It was a Thursday that started like any other Thursday. Some breakfast here, a couple of errands there, people talking about the World Cup nonstop. And then, in the middle of errands, my uncle told me he wanted to show me a place. “Cool beans” I thought. We walked away from 7th avenue (where clean air goes to die) and up into neighborhoods that looked and smelled like my childhood. We passed a park where the cutest ugly bulldogs were making friends and kept walking until we reached a house whole walls were full of flowers placed on hanging pots over the windows. “I wanna buy this when I find an apartment!” I thought to myself.
I expected to keep walking but then I saw that the house with the flowers had a name written on it: “Salón Comunal.” It was an art gallery! Sure enough, my uncle said hi to the guy standing right outside of it, next to the coolest 1960s Volkswagen minivan.
The exhibition was so conceptually interesting that I decided to go back that day with Cata, my best friend, that afternoon. The idea was that of creating a personal space that could be shared to communicate with someone that is important to you, or be enjoyed on your own. Cata and I got into a giant communication tube suit, where everything else dissappeared and the only thing we could see was each other. It was like being inside a time warped blackhole where you could shut out all the background noise and really focus on communicating with the person in front of you.
Afterwards, we went into the patio where there were some “cocoons” where you could shut off the world as you hung in the air.
Inside, there was a full body suit that you could get into as you listened to relaxing music. I loved this one because it was a mix of the previous two.
You could get into a shared, personal space with someone but listen to music instead of talking. It was, as Gabriel García Marquez describes, love “El paraiso de la soledad compartida/ The paradise of shared solitude.”
After we left the gallery, we felt great and decided to sit and soak up the sun in a nearby park. As we talked this guy came up to us and asked if we wanted to buy a ticket for the wine expo that was happening in Bogota. A moment of conflict struck my soul. See, here you have to be smart and that proposal sounded like he was somehow gonna rip us off, but I love wine so much that the idea of a wine expo was too irresistible. I gave in and bought the ticket, expecting that to be the end of the transaction.
Of course, I turned out to be quite wrong. As he was selling the ticket, he sat down and started recommending tango songs to drink wine to, after singing some tango lyrics he started talking about Walt Whitman. He pulled out a poetry book by Whitman and reading poetry to us.
At this moment all I could think was “There is a stranger reading Walt Whitman outloud to me in a park…is this real?”. It was very wonderfully weird. After poetry he went on a rant abotu society, music, movies, films, etc. And while this sounds like the conversation from Before Sunrise, the truth is he was a bit more interested in hearing himself talk than in having a conversation with us.

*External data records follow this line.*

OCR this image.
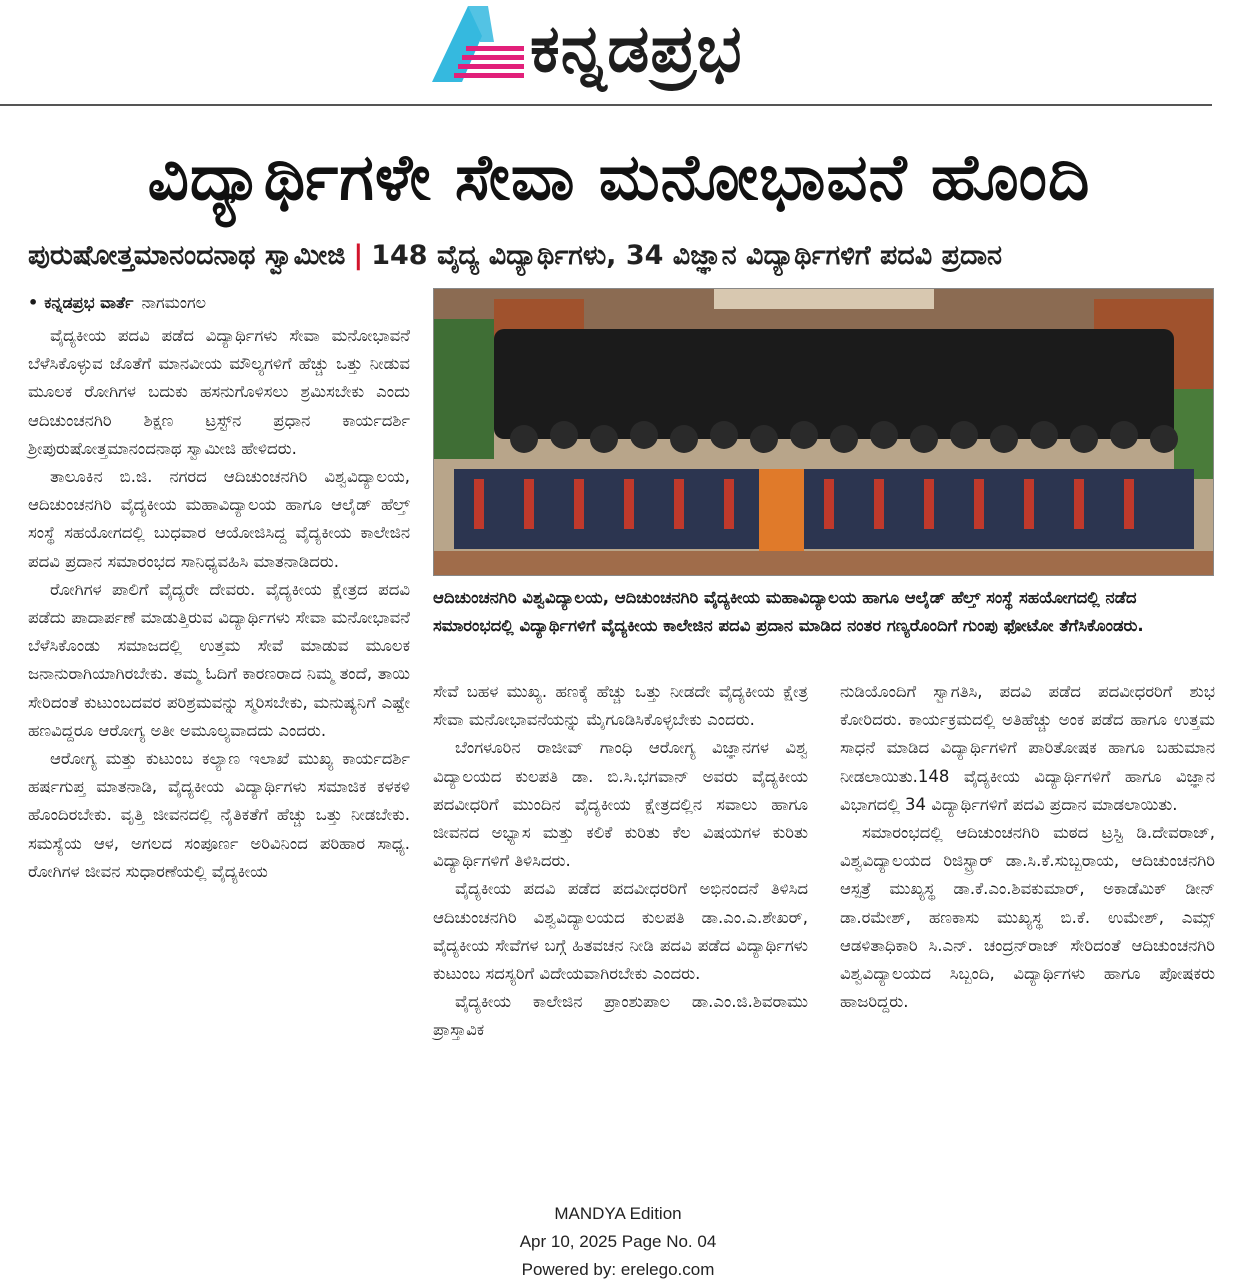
ಕನ್ನಡಪ್ರಭ
ವಿದ್ಯಾರ್ಥಿಗಳೇ ಸೇವಾ ಮನೋಭಾವನೆ ಹೊಂದಿ
ಪುರುಷೋತ್ತಮಾನಂದನಾಥ ಸ್ವಾಮೀಜಿ | 148 ವೈದ್ಯ ವಿದ್ಯಾರ್ಥಿಗಳು, 34 ವಿಜ್ಞಾನ ವಿದ್ಯಾರ್ಥಿಗಳಿಗೆ ಪದವಿ ಪ್ರದಾನ
• ಕನ್ನಡಪ್ರಭ ವಾರ್ತೆ ನಾಗಮಂಗಲ

ವೈದ್ಯಕೀಯ ಪದವಿ ಪಡೆದ ವಿದ್ಯಾರ್ಥಿಗಳು ಸೇವಾ ಮನೋಭಾವನೆ ಬೆಳೆಸಿಕೊಳ್ಳುವ ಜೊತೆಗೆ ಮಾನವೀಯ ಮೌಲ್ಯಗಳಿಗೆ ಹೆಚ್ಚು ಒತ್ತು ನೀಡುವ ಮೂಲಕ ರೋಗಿಗಳ ಬದುಕು ಹಸನುಗೊಳಿಸಲು ಶ್ರಮಿಸಬೇಕು ಎಂದು ಆದಿಚುಂಚನಗಿರಿ ಶಿಕ್ಷಣ ಟ್ರಸ್ಟ್‌ನ ಪ್ರಧಾನ ಕಾರ್ಯದರ್ಶಿ ಶ್ರೀಪುರುಷೋತ್ತಮಾನಂದನಾಥ ಸ್ವಾಮೀಜಿ ಹೇಳಿದರು.

ತಾಲೂಕಿನ ಬಿ.ಜಿ. ನಗರದ ಆದಿಚುಂಚನಗಿರಿ ವಿಶ್ವವಿದ್ಯಾಲಯ, ಆದಿಚುಂಚನಗಿರಿ ವೈದ್ಯಕೀಯ ಮಹಾವಿದ್ಯಾಲಯ ಹಾಗೂ ಆಲೈಡ್ ಹೆಲ್ತ್ ಸಂಸ್ಥೆ ಸಹಯೋಗದಲ್ಲಿ ಬುಧವಾರ ಆಯೋಜಿಸಿದ್ದ ವೈದ್ಯಕೀಯ ಕಾಲೇಜಿನ ಪದವಿ ಪ್ರದಾನ ಸಮಾರಂಭದ ಸಾನಿಧ್ಯವಹಿಸಿ ಮಾತನಾಡಿದರು.

ರೋಗಿಗಳ ಪಾಲಿಗೆ ವೈದ್ಯರೇ ದೇವರು. ವೈದ್ಯಕೀಯ ಕ್ಷೇತ್ರದ ಪದವಿ ಪಡೆದು ಪಾದಾರ್ಪಣೆ ಮಾಡುತ್ತಿರುವ ವಿದ್ಯಾರ್ಥಿಗಳು ಸೇವಾ ಮನೋಭಾವನೆ ಬೆಳೆಸಿಕೊಂಡು ಸಮಾಜದಲ್ಲಿ ಉತ್ತಮ ಸೇವೆ ಮಾಡುವ ಮೂಲಕ ಜನಾನುರಾಗಿಯಾಗಿರಬೇಕು. ತಮ್ಮ ಓದಿಗೆ ಕಾರಣರಾದ ನಿಮ್ಮ ತಂದೆ, ತಾಯಿ ಸೇರಿದಂತೆ ಕುಟುಂಬದವರ ಪರಿಶ್ರಮವನ್ನು ಸ್ಮರಿಸಬೇಕು, ಮನುಷ್ಯನಿಗೆ ಎಷ್ಟೇ ಹಣವಿದ್ದರೂ ಆರೋಗ್ಯ ಅತೀ ಅಮೂಲ್ಯವಾದದು ಎಂದರು.

ಆರೋಗ್ಯ ಮತ್ತು ಕುಟುಂಬ ಕಲ್ಯಾಣ ಇಲಾಖೆ ಮುಖ್ಯ ಕಾರ್ಯದರ್ಶಿ ಹರ್ಷಗುಪ್ತ ಮಾತನಾಡಿ, ವೈದ್ಯಕೀಯ ವಿದ್ಯಾರ್ಥಿಗಳು ಸಮಾಜಿಕ ಕಳಕಳಿ ಹೊಂದಿರಬೇಕು. ವೃತ್ತಿ ಜೀವನದಲ್ಲಿ ನೈತಿಕತೆಗೆ ಹೆಚ್ಚು ಒತ್ತು ನೀಡಬೇಕು. ಸಮಸ್ಯೆಯ ಆಳ, ಅಗಲದ ಸಂಪೂರ್ಣ ಅರಿವಿನಿಂದ ಪರಿಹಾರ ಸಾಧ್ಯ. ರೋಗಿಗಳ ಜೀವನ ಸುಧಾರಣೆಯಲ್ಲಿ ವೈದ್ಯಕೀಯ

ಆದಿಚುಂಚನಗಿರಿ ವಿಶ್ವವಿದ್ಯಾಲಯ, ಆದಿಚುಂಚನಗಿರಿ ವೈದ್ಯಕೀಯ ಮಹಾವಿದ್ಯಾಲಯ ಹಾಗೂ ಆಲೈಡ್ ಹೆಲ್ತ್ ಸಂಸ್ಥೆ ಸಹಯೋಗದಲ್ಲಿ ನಡೆದ ಸಮಾರಂಭದಲ್ಲಿ ವಿದ್ಯಾರ್ಥಿಗಳಿಗೆ ವೈದ್ಯಕೀಯ ಕಾಲೇಜಿನ ಪದವಿ ಪ್ರದಾನ ಮಾಡಿದ ನಂತರ ಗಣ್ಯರೊಂದಿಗೆ ಗುಂಪು ಫೋಟೋ ತೆಗೆಸಿಕೊಂಡರು.

ಸೇವೆ ಬಹಳ ಮುಖ್ಯ. ಹಣಕ್ಕೆ ಹೆಚ್ಚು ಒತ್ತು ನೀಡದೇ ವೈದ್ಯಕೀಯ ಕ್ಷೇತ್ರ ಸೇವಾ ಮನೋಭಾವನೆಯನ್ನು ಮೈಗೂಡಿಸಿಕೊಳ್ಳಬೇಕು ಎಂದರು.

ಬೆಂಗಳೂರಿನ ರಾಜೀವ್ ಗಾಂಧಿ ಆರೋಗ್ಯ ವಿಜ್ಞಾನಗಳ ವಿಶ್ವ ವಿದ್ಯಾಲಯದ ಕುಲಪತಿ ಡಾ. ಬಿ.ಸಿ.ಭಗವಾನ್ ಅವರು ವೈದ್ಯಕೀಯ ಪದವೀಧರಿಗೆ ಮುಂದಿನ ವೈದ್ಯಕೀಯ ಕ್ಷೇತ್ರದಲ್ಲಿನ ಸವಾಲು ಹಾಗೂ ಜೀವನದ ಅಭ್ಯಾಸ ಮತ್ತು ಕಲಿಕೆ ಕುರಿತು ಕೆಲ ವಿಷಯಗಳ ಕುರಿತು ವಿದ್ಯಾರ್ಥಿಗಳಿಗೆ ತಿಳಿಸಿದರು.

ವೈದ್ಯಕೀಯ ಪದವಿ ಪಡೆದ ಪದವೀಧರರಿಗೆ ಅಭಿನಂದನೆ ತಿಳಿಸಿದ ಆದಿಚುಂಚನಗಿರಿ ವಿಶ್ವವಿದ್ಯಾಲಯದ ಕುಲಪತಿ ಡಾ.ಎಂ.ಎ.ಶೇಖರ್, ವೈದ್ಯಕೀಯ ಸೇವೆಗಳ ಬಗ್ಗೆ ಹಿತವಚನ ನೀಡಿ ಪದವಿ ಪಡೆದ ವಿದ್ಯಾರ್ಥಿಗಳು ಕುಟುಂಬ ಸದಸ್ಯರಿಗೆ ವಿದೇಯವಾಗಿರಬೇಕು ಎಂದರು.

ವೈದ್ಯಕೀಯ ಕಾಲೇಜಿನ ಪ್ರಾಂಶುಪಾಲ ಡಾ.ಎಂ.ಜಿ.ಶಿವರಾಮು ಪ್ರಾಸ್ತಾವಿಕ

ನುಡಿಯೊಂದಿಗೆ ಸ್ವಾಗತಿಸಿ, ಪದವಿ ಪಡೆದ ಪದವೀಧರರಿಗೆ ಶುಭ ಕೋರಿದರು. ಕಾರ್ಯಕ್ರಮದಲ್ಲಿ ಅತಿಹೆಚ್ಚು ಅಂಕ ಪಡೆದ ಹಾಗೂ ಉತ್ತಮ ಸಾಧನೆ ಮಾಡಿದ ವಿದ್ಯಾರ್ಥಿಗಳಿಗೆ ಪಾರಿತೋಷಕ ಹಾಗೂ ಬಹುಮಾನ ನೀಡಲಾಯಿತು.148 ವೈದ್ಯಕೀಯ ವಿದ್ಯಾರ್ಥಿಗಳಿಗೆ ಹಾಗೂ ವಿಜ್ಞಾನ ವಿಭಾಗದಲ್ಲಿ 34 ವಿದ್ಯಾರ್ಥಿಗಳಿಗೆ ಪದವಿ ಪ್ರದಾನ ಮಾಡಲಾಯಿತು.

ಸಮಾರಂಭದಲ್ಲಿ ಆದಿಚುಂಚನಗಿರಿ ಮಠದ ಟ್ರಸ್ಟಿ ಡಿ.ದೇವರಾಜ್, ವಿಶ್ವವಿದ್ಯಾಲಯದ ರಿಜಿಸ್ಟ್ರಾರ್ ಡಾ.ಸಿ.ಕೆ.ಸುಬ್ಬರಾಯ, ಆದಿಚುಂಚನಗಿರಿ ಆಸ್ಪತ್ರೆ ಮುಖ್ಯಸ್ಥ ಡಾ.ಕೆ.ಎಂ.ಶಿವಕುಮಾರ್, ಅಕಾಡೆಮಿಕ್ ಡೀನ್ ಡಾ.ರಮೇಶ್, ಹಣಕಾಸು ಮುಖ್ಯಸ್ಥ ಬಿ.ಕೆ. ಉಮೇಶ್, ಎಮ್ಸ್ ಆಡಳಿತಾಧಿಕಾರಿ ಸಿ.ಎನ್. ಚಂದ್ರನ್‌ರಾಜ್ ಸೇರಿದಂತೆ ಆದಿಚುಂಚನಗಿರಿ ವಿಶ್ವವಿದ್ಯಾಲಯದ ಸಿಬ್ಬಂದಿ, ವಿದ್ಯಾರ್ಥಿಗಳು ಹಾಗೂ ಪೋಷಕರು ಹಾಜರಿದ್ದರು.

MANDYA Edition
Apr 10, 2025 Page No. 04
Powered by: erelego.com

Nevertheless, it was a really interesting and unexpected encounter that had to end because we had a business meeting with one of Cata’s friend who had a job opportunity for us.
So we arrived at this place and while we were waiting this older guy came to talk to us. We asked him what the company and the place was, since we had no idea, to which he answered, “This, this is the place to make dreams come true!” Oh Lord, this was going to be fun.

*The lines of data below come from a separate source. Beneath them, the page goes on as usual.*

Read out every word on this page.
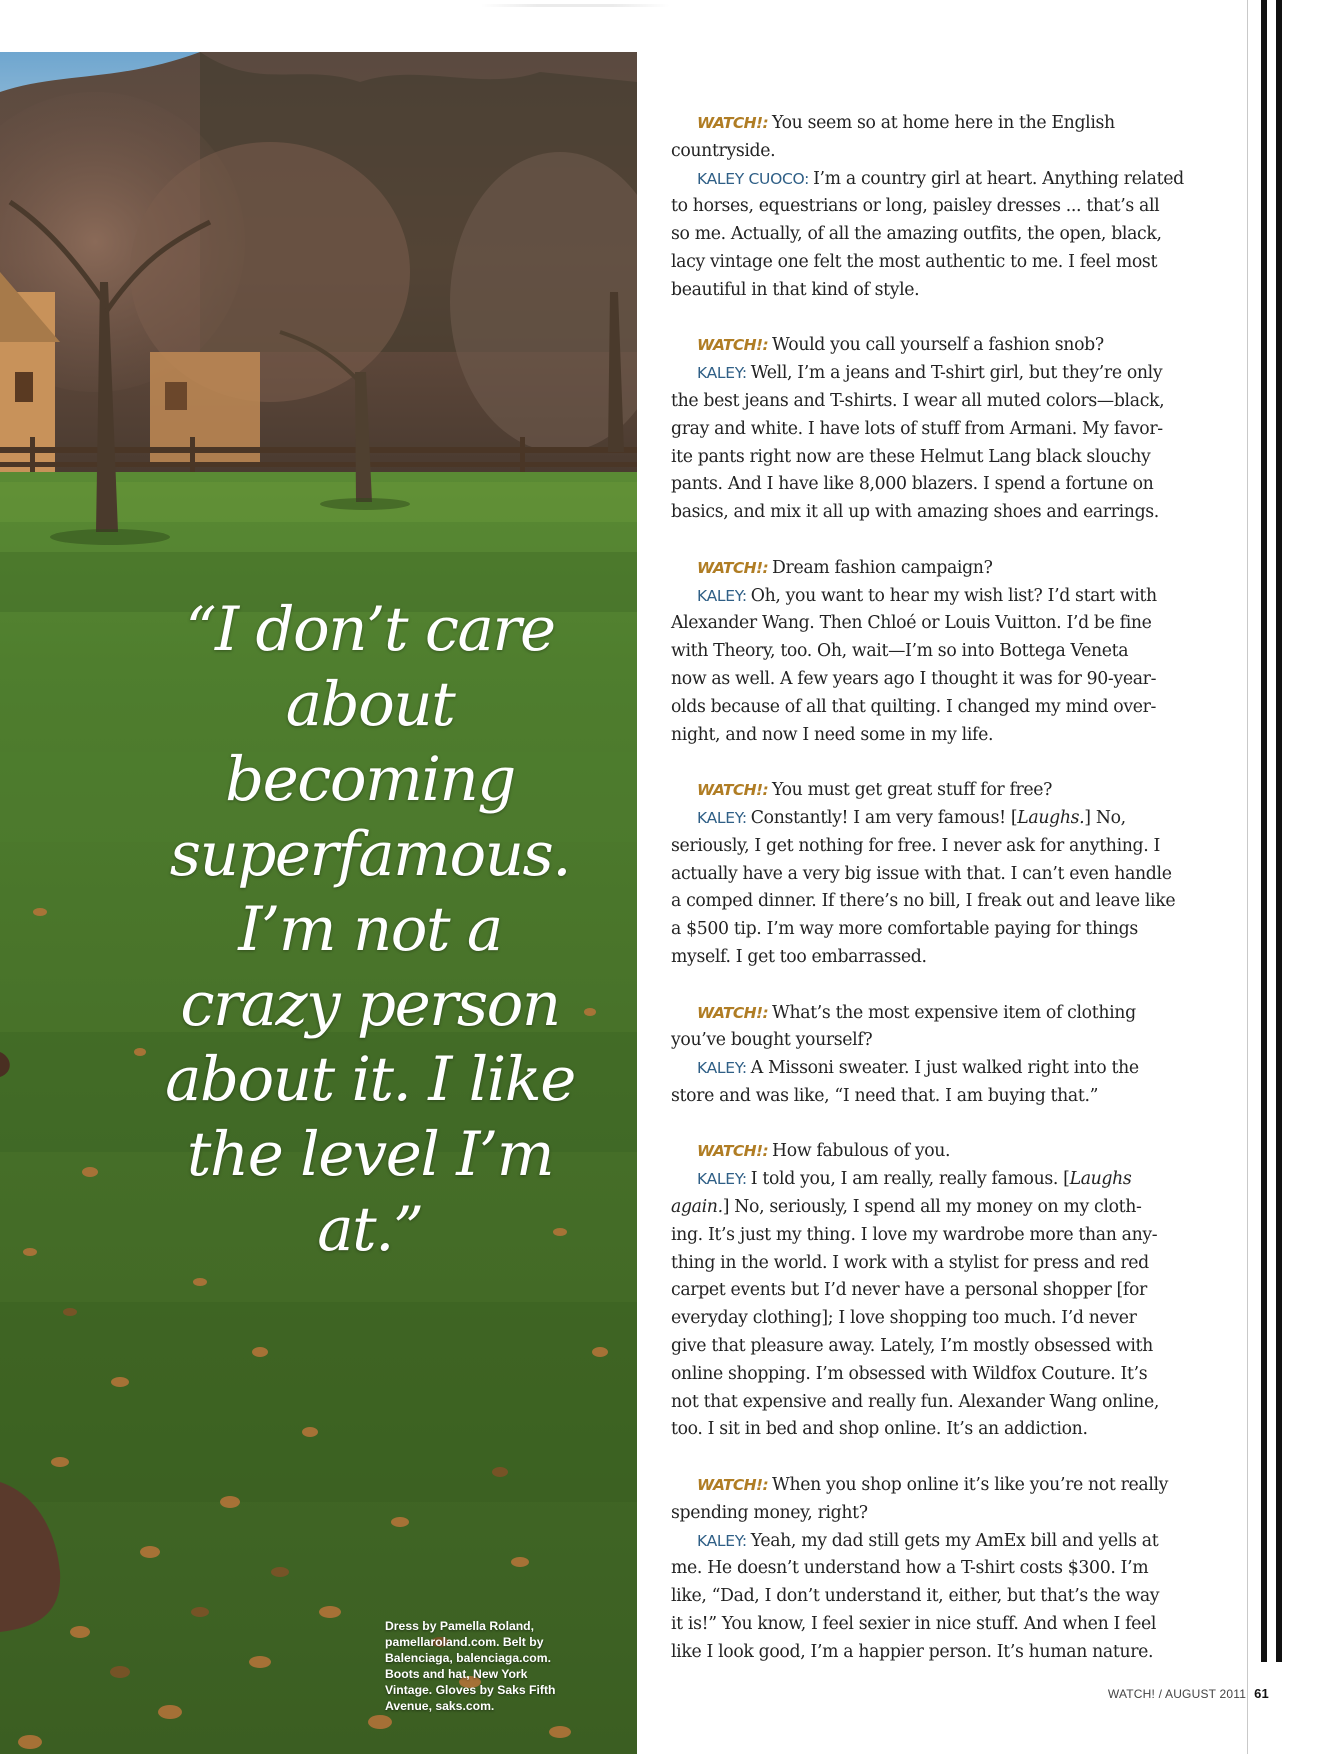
“I don’t care about becoming superfamous. I’m not a crazy person about it. I like the level I’m at.”

Dress by Pamella Roland, pamellaroland.com. Belt by Balenciaga, balenciaga.com. Boots and hat, New York Vintage. Gloves by Saks Fifth Avenue, saks.com.

WATCH!: You seem so at home here in the English

countryside.

KALEY CUOCO: I’m a country girl at heart. Anything related

to horses, equestrians or long, paisley dresses ... that’s all

so me. Actually, of all the amazing outfits, the open, black,

lacy vintage one felt the most authentic to me. I feel most

beautiful in that kind of style.

WATCH!: Would you call yourself a fashion snob?

KALEY: Well, I’m a jeans and T-shirt girl, but they’re only

the best jeans and T-shirts. I wear all muted colors—black,

gray and white. I have lots of stuff from Armani. My favor-

ite pants right now are these Helmut Lang black slouchy

pants. And I have like 8,000 blazers. I spend a fortune on

basics, and mix it all up with amazing shoes and earrings.

WATCH!: Dream fashion campaign?

KALEY: Oh, you want to hear my wish list? I’d start with

Alexander Wang. Then Chloé or Louis Vuitton. I’d be fine

with Theory, too. Oh, wait—I’m so into Bottega Veneta

now as well. A few years ago I thought it was for 90-year-

olds because of all that quilting. I changed my mind over-

night, and now I need some in my life.

WATCH!: You must get great stuff for free?

KALEY: Constantly! I am very famous! [Laughs.] No,

seriously, I get nothing for free. I never ask for anything. I

actually have a very big issue with that. I can’t even handle

a comped dinner. If there’s no bill, I freak out and leave like

a $500 tip. I’m way more comfortable paying for things

myself. I get too embarrassed.

WATCH!: What’s the most expensive item of clothing

you’ve bought yourself?

KALEY: A Missoni sweater. I just walked right into the

store and was like, “I need that. I am buying that.”

WATCH!: How fabulous of you.

KALEY: I told you, I am really, really famous. [Laughs

again.] No, seriously, I spend all my money on my cloth-

ing. It’s just my thing. I love my wardrobe more than any-

thing in the world. I work with a stylist for press and red

carpet events but I’d never have a personal shopper [for

everyday clothing]; I love shopping too much. I’d never

give that pleasure away. Lately, I’m mostly obsessed with

online shopping. I’m obsessed with Wildfox Couture. It’s

not that expensive and really fun. Alexander Wang online,

too. I sit in bed and shop online. It’s an addiction.

WATCH!: When you shop online it’s like you’re not really

spending money, right?

KALEY: Yeah, my dad still gets my AmEx bill and yells at

me. He doesn’t understand how a T-shirt costs $300. I’m

like, “Dad, I don’t understand it, either, but that’s the way

it is!” You know, I feel sexier in nice stuff. And when I feel

like I look good, I’m a happier person. It’s human nature.

WATCH! / AUGUST 2011 61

So of course then we had to hear this guy talk for like 20 minutes about the product that they wanted to sell and blah blah blah. Then, when Cata’s friend got there, we had to live through the driest, most boring presentation for a pyramid scheme (though they called it a “chain”) that I have ever had to listen to. When he was FINALLY done, we politely declined. We said we weren’t interested and just like that, Cata’s friend went from the driest presenter in the world to a really cool guy!
After giving up the opportunity to become millionaires in our 20s, we went to my favorite restaurant in the world: Crepes and Waffles, where we enjoyed heavenly food, good laughs, and great conversations.